Cerita Ali dibenarkan Raflin yang bergabung di Kelompok Tani So Wawo Rasa. Ia mengungkapkan hampir 80 persen petani bawang di Desa Parangina saat ini telah menggunakan lampu. Hal ini karena manfaat penggunaan listrik PLN untuk penerangan lahan tani telah dirasakan langsung oleh para petani.
Kelompok Tani So Wawo Rasa yang beranggotakan 40 orang petani menurut Raflin, sebelumnya harus banyak mengeluarkan biaya pengendalian hama. Raflin menyebut rerata para petani mengeluarkan uang untuk membeli pestisida hingga Rp 6 juta bahkan lebih. Sementara dengan menggunakan lampu, pengeluarannya jauh berkurang bahkan mencapai 60 persen dibanding sebelumnya.
“Dari pengeluaran Rp 6 juta, maksimal sekarang hanya Rp 2 juta-an saja. Kira-kira kita bisa hitung dengan kasat mata, untuk Kelompok Tani So Wawo rasa, hematnya Rp 4 juta dikali 40 orang petani, totalnya Rp 160 juta per kelompok. Belum lagi kelompok-kelompok lain,” tutur Raflin.
Raflin pun menyampaikan terima kasih kepada PLN karena dengan adanya lampu di lahan pertanian bawang merah ini bisa mengurangi beban pengeluaran untuk membeli pestisida dan lainnya.

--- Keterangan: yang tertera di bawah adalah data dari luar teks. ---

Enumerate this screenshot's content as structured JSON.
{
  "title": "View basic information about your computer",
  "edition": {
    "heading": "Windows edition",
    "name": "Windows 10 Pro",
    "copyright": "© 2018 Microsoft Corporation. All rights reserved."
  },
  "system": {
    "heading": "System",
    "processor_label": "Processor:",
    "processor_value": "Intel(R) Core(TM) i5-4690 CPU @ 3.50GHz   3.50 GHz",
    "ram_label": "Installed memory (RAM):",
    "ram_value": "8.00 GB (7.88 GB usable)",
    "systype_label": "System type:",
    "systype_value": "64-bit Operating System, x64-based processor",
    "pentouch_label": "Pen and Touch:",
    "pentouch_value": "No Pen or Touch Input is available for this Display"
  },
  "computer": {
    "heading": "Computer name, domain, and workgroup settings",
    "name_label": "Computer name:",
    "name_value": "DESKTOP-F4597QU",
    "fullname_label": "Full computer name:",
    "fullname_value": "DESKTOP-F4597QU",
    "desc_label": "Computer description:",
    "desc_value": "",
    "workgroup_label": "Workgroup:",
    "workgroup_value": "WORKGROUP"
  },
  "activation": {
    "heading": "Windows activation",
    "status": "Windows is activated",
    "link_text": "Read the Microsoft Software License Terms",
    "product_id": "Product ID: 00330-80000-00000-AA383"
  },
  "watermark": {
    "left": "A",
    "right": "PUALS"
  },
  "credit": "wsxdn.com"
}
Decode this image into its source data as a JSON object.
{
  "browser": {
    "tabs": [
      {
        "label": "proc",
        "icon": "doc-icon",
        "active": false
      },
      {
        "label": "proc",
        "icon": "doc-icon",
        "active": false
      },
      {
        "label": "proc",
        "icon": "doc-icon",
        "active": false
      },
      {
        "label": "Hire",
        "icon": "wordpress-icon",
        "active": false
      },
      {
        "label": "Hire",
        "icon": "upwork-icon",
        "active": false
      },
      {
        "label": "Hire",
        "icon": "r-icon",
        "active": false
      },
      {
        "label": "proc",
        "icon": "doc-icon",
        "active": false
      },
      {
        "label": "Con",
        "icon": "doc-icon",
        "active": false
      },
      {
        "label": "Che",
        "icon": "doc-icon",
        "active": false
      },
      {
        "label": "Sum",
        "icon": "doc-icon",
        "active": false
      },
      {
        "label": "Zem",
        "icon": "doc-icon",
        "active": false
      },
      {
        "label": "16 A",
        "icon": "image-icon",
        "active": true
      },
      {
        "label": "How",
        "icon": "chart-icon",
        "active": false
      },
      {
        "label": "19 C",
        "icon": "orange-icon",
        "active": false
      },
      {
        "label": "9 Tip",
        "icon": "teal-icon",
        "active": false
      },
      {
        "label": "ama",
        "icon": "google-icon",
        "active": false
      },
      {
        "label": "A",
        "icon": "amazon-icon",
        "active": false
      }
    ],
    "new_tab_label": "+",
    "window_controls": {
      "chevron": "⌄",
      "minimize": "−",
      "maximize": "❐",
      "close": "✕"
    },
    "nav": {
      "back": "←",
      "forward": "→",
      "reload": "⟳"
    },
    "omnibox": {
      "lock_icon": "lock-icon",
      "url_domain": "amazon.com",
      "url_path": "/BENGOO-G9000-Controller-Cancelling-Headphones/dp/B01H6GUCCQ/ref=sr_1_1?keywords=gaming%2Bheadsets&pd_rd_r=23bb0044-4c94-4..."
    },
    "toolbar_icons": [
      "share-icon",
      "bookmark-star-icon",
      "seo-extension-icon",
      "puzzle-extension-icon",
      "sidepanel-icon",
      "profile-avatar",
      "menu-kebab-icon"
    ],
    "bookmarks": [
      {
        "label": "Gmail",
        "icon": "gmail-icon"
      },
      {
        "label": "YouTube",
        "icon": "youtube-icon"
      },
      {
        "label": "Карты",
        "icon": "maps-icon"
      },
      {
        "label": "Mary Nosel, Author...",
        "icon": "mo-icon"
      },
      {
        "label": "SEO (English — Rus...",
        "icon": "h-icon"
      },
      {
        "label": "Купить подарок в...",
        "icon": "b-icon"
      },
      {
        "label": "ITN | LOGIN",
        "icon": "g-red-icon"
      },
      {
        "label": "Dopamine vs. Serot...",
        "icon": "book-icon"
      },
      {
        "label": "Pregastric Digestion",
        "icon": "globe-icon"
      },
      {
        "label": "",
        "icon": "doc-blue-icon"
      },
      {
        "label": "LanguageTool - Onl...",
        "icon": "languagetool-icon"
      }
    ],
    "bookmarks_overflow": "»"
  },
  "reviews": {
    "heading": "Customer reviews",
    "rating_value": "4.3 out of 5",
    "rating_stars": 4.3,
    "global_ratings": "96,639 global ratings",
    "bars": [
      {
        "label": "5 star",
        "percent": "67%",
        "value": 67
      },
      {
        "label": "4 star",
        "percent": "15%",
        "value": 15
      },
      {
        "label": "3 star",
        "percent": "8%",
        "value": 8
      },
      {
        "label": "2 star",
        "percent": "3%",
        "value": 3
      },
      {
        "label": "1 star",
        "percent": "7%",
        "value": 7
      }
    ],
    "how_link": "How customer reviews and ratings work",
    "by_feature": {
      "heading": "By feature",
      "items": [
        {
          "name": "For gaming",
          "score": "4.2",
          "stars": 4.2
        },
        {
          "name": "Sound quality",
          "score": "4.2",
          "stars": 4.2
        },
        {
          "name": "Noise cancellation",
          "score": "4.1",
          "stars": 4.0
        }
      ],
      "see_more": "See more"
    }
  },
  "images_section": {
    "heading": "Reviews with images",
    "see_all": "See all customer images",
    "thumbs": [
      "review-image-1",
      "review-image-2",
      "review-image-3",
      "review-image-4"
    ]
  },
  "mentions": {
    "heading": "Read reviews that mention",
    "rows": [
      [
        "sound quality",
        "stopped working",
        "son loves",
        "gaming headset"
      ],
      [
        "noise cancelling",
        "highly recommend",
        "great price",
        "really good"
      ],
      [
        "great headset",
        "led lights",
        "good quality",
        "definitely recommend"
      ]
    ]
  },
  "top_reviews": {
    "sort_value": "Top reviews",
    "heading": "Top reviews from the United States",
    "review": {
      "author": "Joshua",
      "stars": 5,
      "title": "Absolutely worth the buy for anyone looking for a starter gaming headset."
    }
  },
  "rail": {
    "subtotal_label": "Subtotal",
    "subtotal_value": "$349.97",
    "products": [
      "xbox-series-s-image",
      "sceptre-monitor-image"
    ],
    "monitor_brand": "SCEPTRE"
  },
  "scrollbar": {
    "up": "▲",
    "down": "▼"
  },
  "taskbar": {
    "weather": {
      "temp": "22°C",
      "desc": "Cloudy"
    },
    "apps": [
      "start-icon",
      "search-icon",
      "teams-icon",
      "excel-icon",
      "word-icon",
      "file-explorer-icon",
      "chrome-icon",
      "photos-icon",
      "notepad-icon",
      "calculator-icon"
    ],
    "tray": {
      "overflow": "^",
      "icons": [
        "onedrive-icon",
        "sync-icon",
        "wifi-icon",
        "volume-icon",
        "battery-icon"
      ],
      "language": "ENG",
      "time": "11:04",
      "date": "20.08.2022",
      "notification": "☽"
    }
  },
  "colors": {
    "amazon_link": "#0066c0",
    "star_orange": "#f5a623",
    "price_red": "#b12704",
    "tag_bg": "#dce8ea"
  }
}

Senada dengan itu, Camat Sape, Muhammad Akbar, mengungkapkan program Electrifying Agriculture dari PLN memberikan dampak yang besar kepada masyarakat di wilayahnya. Lampu-lampu penerangan yang tampak seperti hiasan di lahan pertanian disebut memberi keunikan tersendiri sehingga memicu geliat Usaha Mikro Kecil dan Menengah (UMKM) setempat.
“Sekarang kami punya wisata lampu di Desa Parangina, dan ini sangat luar biasa. UMKM kami bergeliat karena mulai bertumbuh lapak penjual kopi, makanan ringan. Jadi bukan hanya meningkatkan taraf petani saja, tapi juga masyarakat sekitar karena ada destinasi baru yang terbentuk. Orang dari mana-mana akan menikmati wisata lampu ini,” terang Akbar.
Upaya mendorong petani untuk beralih menggunakan listrik dalam menopang pertanian ini sendiri tak lepas dari pendekatan yang cermat dan dedikasi dari para petugas PLN.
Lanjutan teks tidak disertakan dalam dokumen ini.